FireControl was not about efficiency, modernisation, shiny technology etc. It was a way for Whitehall to take charge. If it had ever worked the independence of local Brigades would have gone for ever, and they all knew that. Good riddance. Er, anyone want a purpose built command and control centre designed for fire brigades only, with a thirty year lease? You could probably work out a good deal with CLG - they're stuck with the leases.
C & C Centres
They could actually sell these buildings to mobile phone/call handling/insurance/whatever companies, who i am sure could make use of them.
Trouble is, if you go rooting round on various news sites out there, you will find evidence of the catalog of errors that were encountered in relation to the construction. The one at Wakefield in West Yorkshire for example, had to have massive amounts of corrective work done on it due to the relatively poor standard of construction. Large areas of the building were no-go areas for a long time.
My favoured method for disposal of these buildings would be to cut the ties completely and bring in the bulldozers...
One recurring theme of *all* these f**kups seems to be
they never survey the *current* state of a system (fire brigade, ambulance, hospitals etc) *before* they announce the new super-duper solution.
I find it *very* hard to believe that *all* centres were hopeless. My gut feeling is that like a lot of human institutions they follow the bell curve.
Some might well be *staggeringly* bad with a measurably worse chance of surviving a fire or having your property burned to the ground before *anyone* turns up to do something.
Most of the rest are reasonable and some would outstanding.
But bringing the laggards up to *average*, and then moving the average up a notch (or two) requires careful analysis and *patience*, which ministers seem to be incapable of.
It would appear that data sharing which (supposedly) was going to be one of the benefits of this system, was already happening.

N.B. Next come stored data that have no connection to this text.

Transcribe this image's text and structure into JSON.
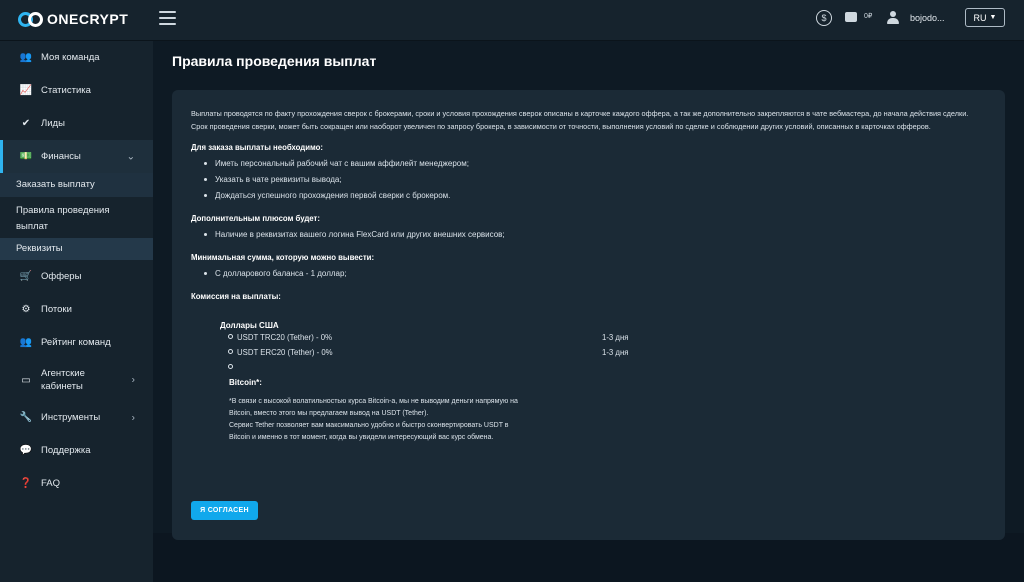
{
  "app": {
    "logo_text": "ONECRYPT"
  },
  "header": {
    "balance_value": "0₽",
    "username": "bojodo...",
    "lang": "RU"
  },
  "sidebar": {
    "items": [
      {
        "label": "Моя команда",
        "icon": "team-icon"
      },
      {
        "label": "Статистика",
        "icon": "stats-icon"
      },
      {
        "label": "Лиды",
        "icon": "check-icon"
      },
      {
        "label": "Финансы",
        "icon": "money-icon"
      },
      {
        "label": "Офферы",
        "icon": "cart-icon"
      },
      {
        "label": "Потоки",
        "icon": "flows-icon"
      },
      {
        "label": "Рейтинг команд",
        "icon": "rating-icon"
      },
      {
        "label": "Агентские кабинеты",
        "icon": "cabinet-icon"
      },
      {
        "label": "Инструменты",
        "icon": "tools-icon"
      },
      {
        "label": "Поддержка",
        "icon": "support-icon"
      },
      {
        "label": "FAQ",
        "icon": "faq-icon"
      }
    ],
    "finance_sub": [
      {
        "label": "Заказать выплату"
      },
      {
        "label": "Правила проведения выплат"
      },
      {
        "label": "Реквизиты"
      }
    ]
  },
  "page": {
    "title": "Правила проведения выплат",
    "intro": "Выплаты проводятся по факту прохождения сверок с брокерами, сроки и условия прохождения сверок описаны в карточке каждого оффера, а так же дополнительно закрепляются в чате вебмастера, до начала действия сделки. Срок проведения сверки, может быть сокращен или наоборот увеличен по запросу брокера, в зависимости от точности, выполнения условий по сделке и соблюдении других условий, описанных в карточках офферов.",
    "sections": [
      {
        "heading": "Для заказа выплаты необходимо:",
        "items": [
          "Иметь персональный рабочий чат с вашим аффилейт менеджером;",
          "Указать в чате реквизиты вывода;",
          "Дождаться успешного прохождения первой сверки с брокером."
        ]
      },
      {
        "heading": "Дополнительным плюсом будет:",
        "items": [
          "Наличие в реквизитах вашего логина FlexCard или других внешних сервисов;"
        ]
      },
      {
        "heading": "Минимальная сумма, которую можно вывести:",
        "items": [
          "С долларового баланса - 1 доллар;"
        ]
      }
    ],
    "commission_heading": "Комиссия на выплаты:",
    "currency": {
      "title": "Доллары США",
      "rows": [
        {
          "name": "USDT TRC20 (Tether) - 0%",
          "time": "1-3 дня"
        },
        {
          "name": "USDT ERC20 (Tether) - 0%",
          "time": "1-3 дня"
        },
        {
          "name": "",
          "time": ""
        }
      ]
    },
    "bitcoin": {
      "title": "Bitcoin*:",
      "note_lines": [
        "*В связи с высокой волатильностью курса Bitcoin-а, мы не выводим деньги напрямую на",
        "Bitcoin, вместо этого мы предлагаем вывод на USDT (Tether).",
        "Сервис Tether позволяет вам максимально удобно и быстро сконвертировать USDT в",
        "Bitcoin и именно в тот момент, когда вы увидели интересующий вас курс обмена."
      ]
    },
    "agree_button": "Я СОГЛАСЕН"
  }
}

It needed enhancing, *not* a root and branch change.
If you've no real idea of the performance level of the *current* system, at least down to regional, (and preferable individual control room) level how would you know if you've made *any* improvement?

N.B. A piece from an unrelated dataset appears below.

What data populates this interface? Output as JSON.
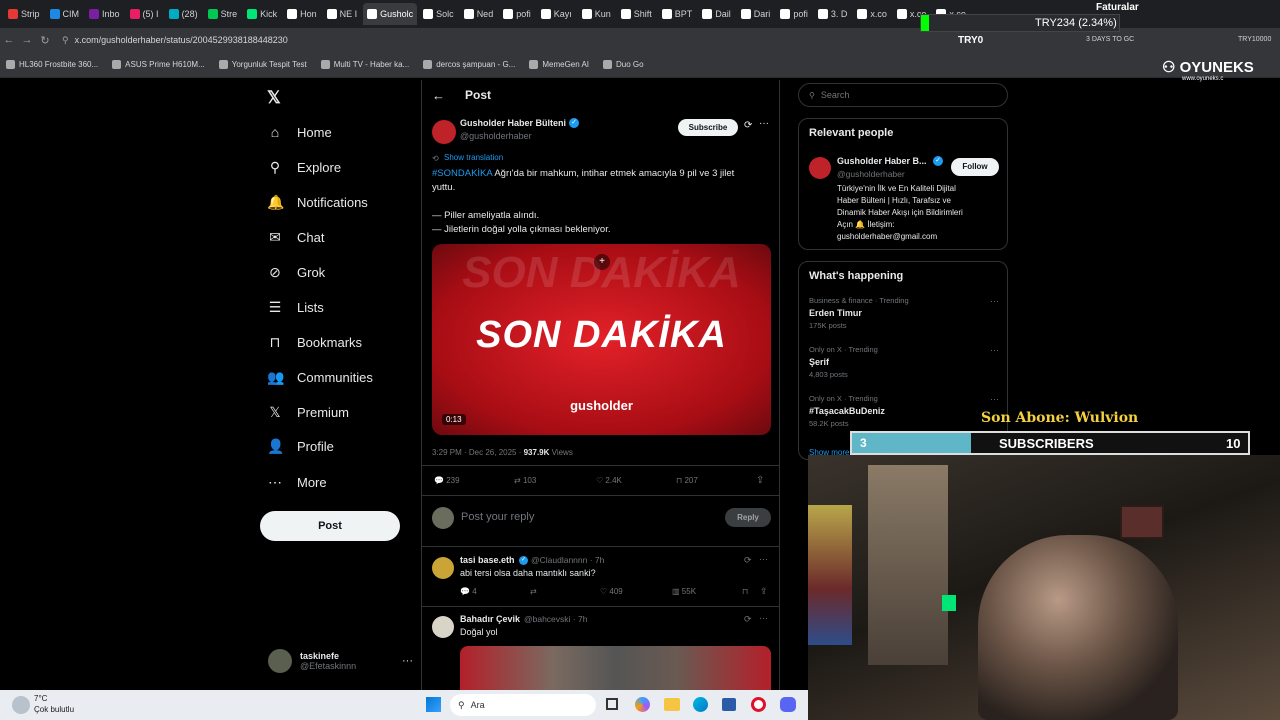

It should be *impossible* to make such an investment and demonstrate *no* reduction in average response time (on a regional, not overall basis), fewer deaths etc.
But I think they did manage to do just that.
It's not Databases. It's Database Thingies, as a minister whose name I forget allegedly described New Labour's magnum opus, ICL Pathway.
Closing the newspaper, possibly to save a woman who may know where the bodies are buried and can't be trusted to take one for cosy nostradamus, was nothing compared to sinking a big company to keep the Minister in charge of the Benefits system in a job, can't remember his name.
Anyway. The reason it failed is F obvious. There weren't enough ITIL3, Prince2 consultants on it and it should have been put in the cloud.